In wenigen Tagen ist Europawahl und ich empfand diese Staatengemeinschaft, die ich von Anfang an befürwortet hatte, nie zuvor als so fragil wie heute. Fast möchte ich mein entgleistes Europa wie damals die Lok in die Arme nehmen, tätscheln, trösten und dann zurück aufs Gleis setzen — und zwar auf eines, das in die richtige Richtung führt. Aber welche ist das?

Mein Weg führt zurück in den Ort. Über die vergoldeten Dünenkuppen erhebt sich der Turm von St. Nikolaus. Meine Kirche, meine Konstante. Oder?

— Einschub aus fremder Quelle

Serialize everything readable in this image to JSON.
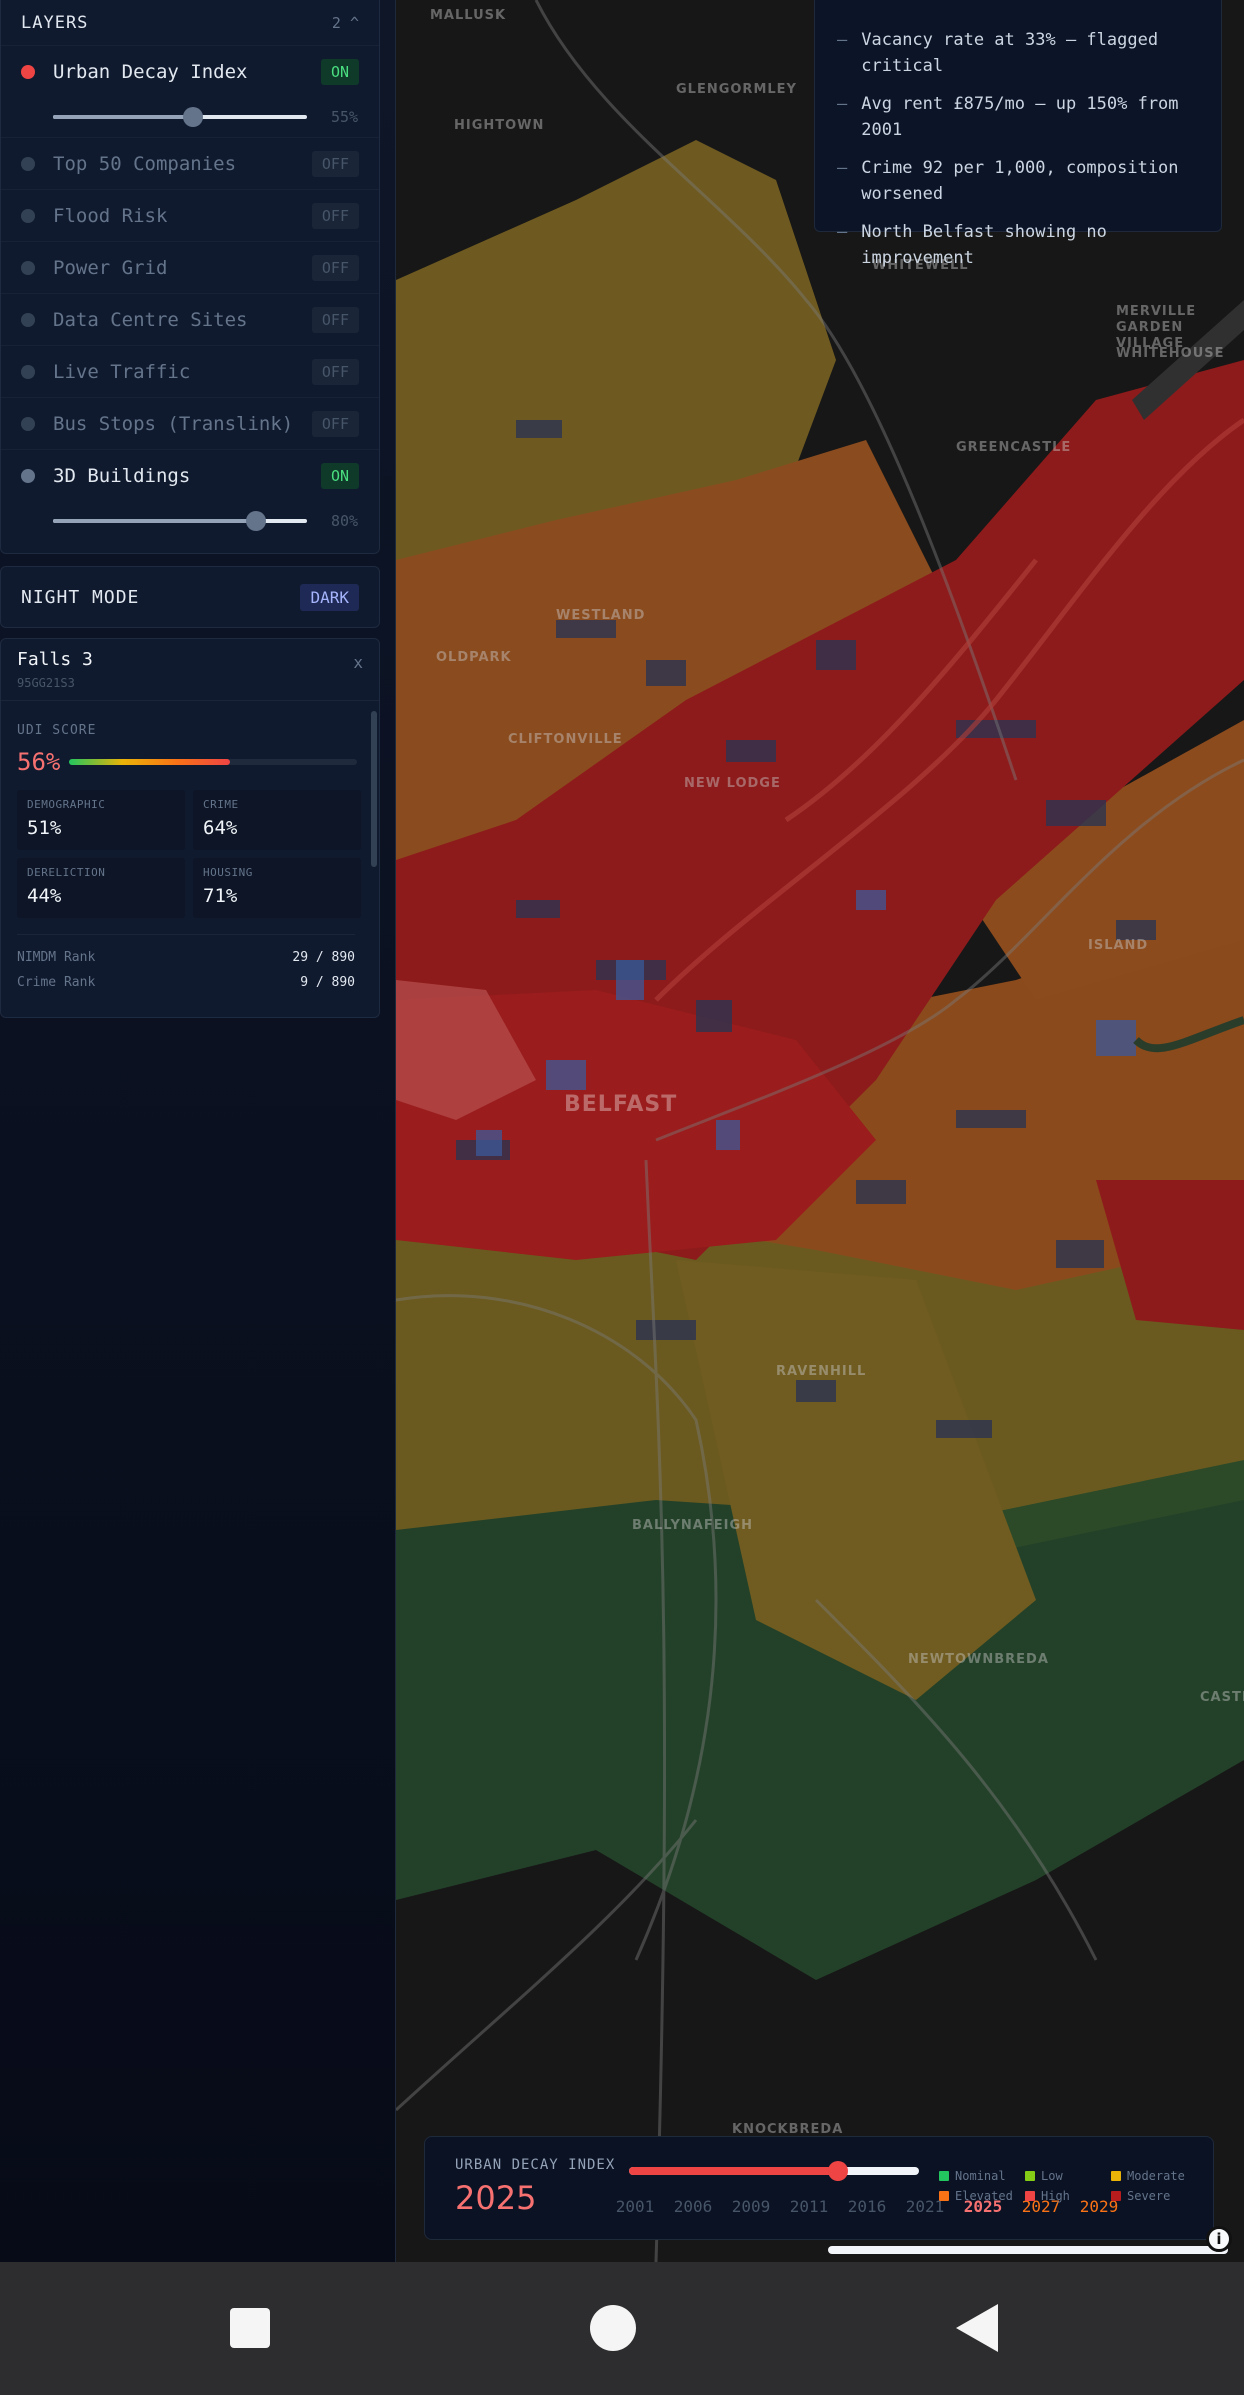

Aber selbst diese jahrhundertealte Institution steht zurzeit auf tönernen Füßen und an allen Ecken und Enden wird daran gekaut und gezerrt. Dieser Tage war eine Gruppe Aktivistinnen hier, die sich unter anderem für ein Frauenpriestertum stark machen, den Zölibat ablehnen und die katholische Kirche an vielen Stellen zu modernisieren planen. Etliches davon hatte vor einigen Jahrhunderten bereits ein entlaufener Augustinermönch umgesetzt, dem wir einige sehr schöne Kirchenlieder, eine beeindruckende Bibelübersetzung ins Deutsche, aber eben auch eine Kirchenspaltung verdanken. Ich ging zu einer von diesen Frauen gestalteten Andacht und verließ sie ob des liturgischen Wildwuchses erschüttert: Nicht einmal das Vaterunser hatte man unangetastet gelassen; es war durch eine seltsam unmelodische, aus verschiedenen modernen Übersetzungen und Eigeninterpretationen zusammengeflickte Version ersetzt worden.
Nun sind Reformbemühen ja keinesfalls per se etwas Schlechtes, aber warum, frage ich mich, geht heutzutage eigentlich alles nur noch mit dem Vorschlaghammer vonstatten?
Es ist, als würde man einen Barocksessel, von dem man eigentlich nur einige nicht mehr zeitgemäße Schnörkel abschleifen will, statt dessen in Benzin tränken und abfackeln. Dann hat man aber keine erneuerte Kirche, sondern eine neue Kirche. Will man das?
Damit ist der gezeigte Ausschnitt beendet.